Remember the dead, fight for the living
Unions are preparing fast for International Workers Memorial Day, the annual 28 April commemoration and campaign which has become the biggest event on the global health and safety calendar.
Everyone should have the basic right to come to work in a safe environment and return home safely to their loved ones. Sadly, however, this is not the case with many people dying at work each year to leave families devastated. It is important that we remember those who have lost their lives, but, also continue to campaign and fight for safer working conditions to prevent others from suffering the same fate.
Bullying at work
What is workplace bullying?
Usually, if you genuinely feel that you are being singled out for unfair treatment by a boss or colleague, you are probably being bullied.

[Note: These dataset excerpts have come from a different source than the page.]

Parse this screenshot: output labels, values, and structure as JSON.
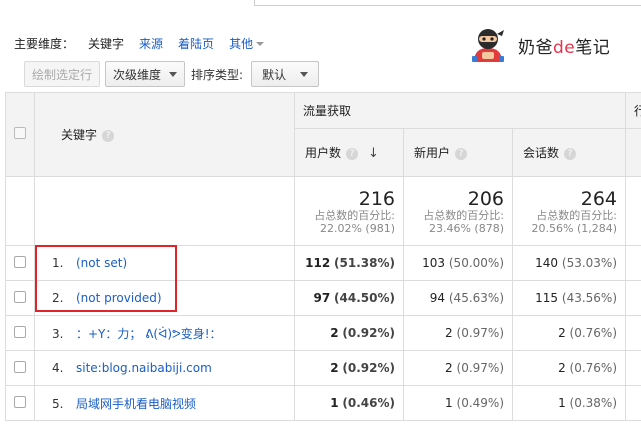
{
  "primary_dimension": {
    "label": "主要维度：",
    "active": "关键字",
    "links": [
      "来源",
      "着陆页"
    ],
    "more": "其他"
  },
  "watermark": {
    "pre": "奶爸",
    "de": "de",
    "post": "笔记"
  },
  "toolbar": {
    "plot_rows": "绘制选定行",
    "secondary_dim": "次级维度",
    "sort_label": "排序类型:",
    "sort_value": "默认"
  },
  "table": {
    "group_acquisition": "流量获取",
    "group_behavior": "行",
    "col_keyword": "关键字",
    "col_users": "用户数",
    "col_new_users": "新用户",
    "col_sessions": "会话数",
    "totals": {
      "users": {
        "value": "216",
        "pct_label": "占总数的百分比:",
        "pct": "22.02% (981)"
      },
      "new_users": {
        "value": "206",
        "pct_label": "占总数的百分比:",
        "pct": "23.46% (878)"
      },
      "sessions": {
        "value": "264",
        "pct_label": "占总数的百分比:",
        "pct": "20.56% (1,284)"
      }
    },
    "rows": [
      {
        "num": "1.",
        "keyword": "(not set)",
        "users": "112",
        "users_pct": "(51.38%)",
        "new_users": "103",
        "new_users_pct": "(50.00%)",
        "sessions": "140",
        "sessions_pct": "(53.03%)"
      },
      {
        "num": "2.",
        "keyword": "(not provided)",
        "users": "97",
        "users_pct": "(44.50%)",
        "new_users": "94",
        "new_users_pct": "(45.63%)",
        "sessions": "115",
        "sessions_pct": "(43.56%)"
      },
      {
        "num": "3.",
        "keyword": "：+Y：力；  ᕕ(ᐛ)ᕗ变身!：",
        "users": "2",
        "users_pct": "(0.92%)",
        "new_users": "2",
        "new_users_pct": "(0.97%)",
        "sessions": "2",
        "sessions_pct": "(0.76%)"
      },
      {
        "num": "4.",
        "keyword": "site:blog.naibabiji.com",
        "users": "2",
        "users_pct": "(0.92%)",
        "new_users": "2",
        "new_users_pct": "(0.97%)",
        "sessions": "2",
        "sessions_pct": "(0.76%)"
      },
      {
        "num": "5.",
        "keyword": "局域网手机看电脑视频",
        "users": "1",
        "users_pct": "(0.46%)",
        "new_users": "1",
        "new_users_pct": "(0.49%)",
        "sessions": "1",
        "sessions_pct": "(0.38%)"
      }
    ]
  },
  "colors": {
    "link": "#1a5ec6",
    "highlight": "#e0242a",
    "header_bg": "#f3f3f3"
  }
}
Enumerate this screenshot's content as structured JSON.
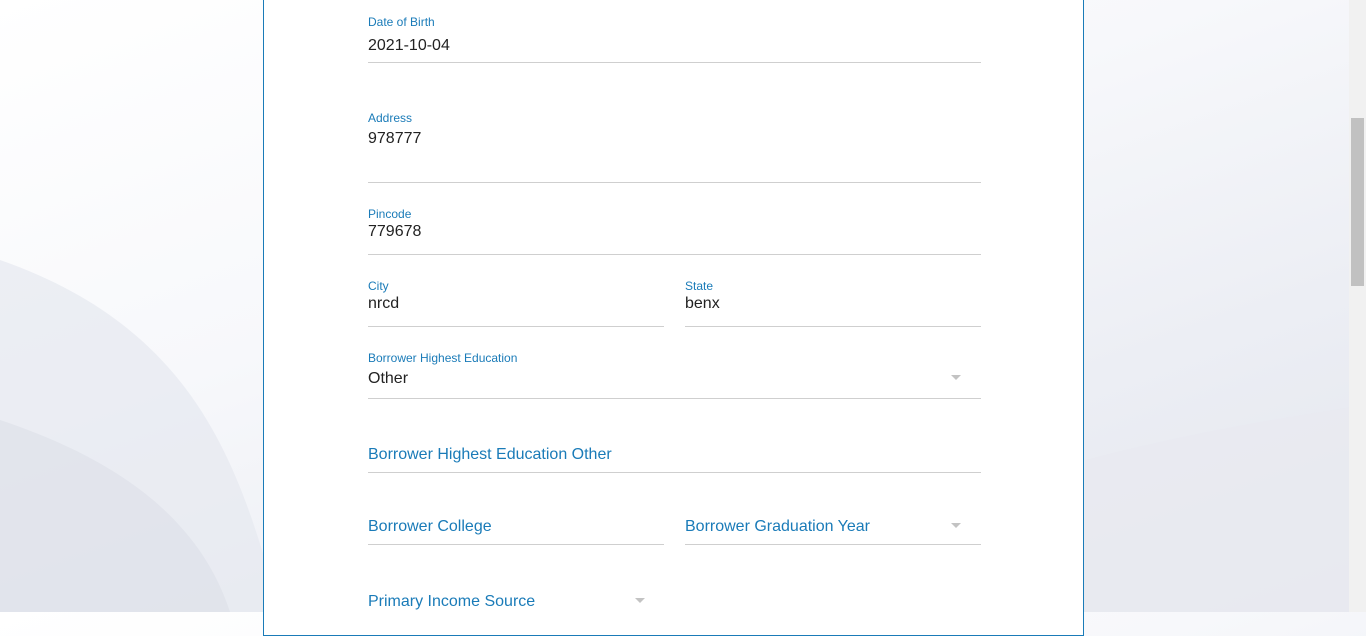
{
  "form": {
    "date_of_birth": {
      "label": "Date of Birth",
      "value": "2021-10-04"
    },
    "address": {
      "label": "Address",
      "value": "978777"
    },
    "pincode": {
      "label": "Pincode",
      "value": "779678"
    },
    "city": {
      "label": "City",
      "value": "nrcd"
    },
    "state": {
      "label": "State",
      "value": "benx"
    },
    "highest_education": {
      "label": "Borrower Highest Education",
      "value": "Other"
    },
    "highest_education_other": {
      "placeholder": "Borrower Highest Education Other"
    },
    "college": {
      "placeholder": "Borrower College"
    },
    "graduation_year": {
      "placeholder": "Borrower Graduation Year"
    },
    "primary_income_source": {
      "placeholder": "Primary Income Source"
    }
  },
  "icons": {
    "dropdown": "chevron-down-icon"
  },
  "colors": {
    "accent": "#1a7bb8",
    "underline": "#cfcfcf",
    "text": "#222222"
  }
}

Although there is no comprehensive list of bullying behaviours, and there is no one type of person who is likely to be a bully, the list below gives an idea of some behaviours which constitute workplace bullying;
- competent staff being constantly criticised, having responsibilities removed or being given trivial tasks to do
- shouting at staff
- persistently picking on people in front of others or in private
- blocking promotion
- regularly & deliberately ignoring or excluding individuals from work activities
- setting a person up to fail by overloading them with work or setting impossible deadlines
- consistently attacking a member of staff in terms of their professional or personal standing
- regularly making the same person the butt of jokes
The personal costs of bullying
Stress and ill-health can become part of the daily life of those being bullied.
Symptoms may include:
anxiety, headaches, nausea, ulcers, sleeplessness, skin rashes, irritable bowel syndrome, high blood pressure, tearfulness, loss of self-confidence, various illnesses of the organs such as the kidneys, thoughts of suicide.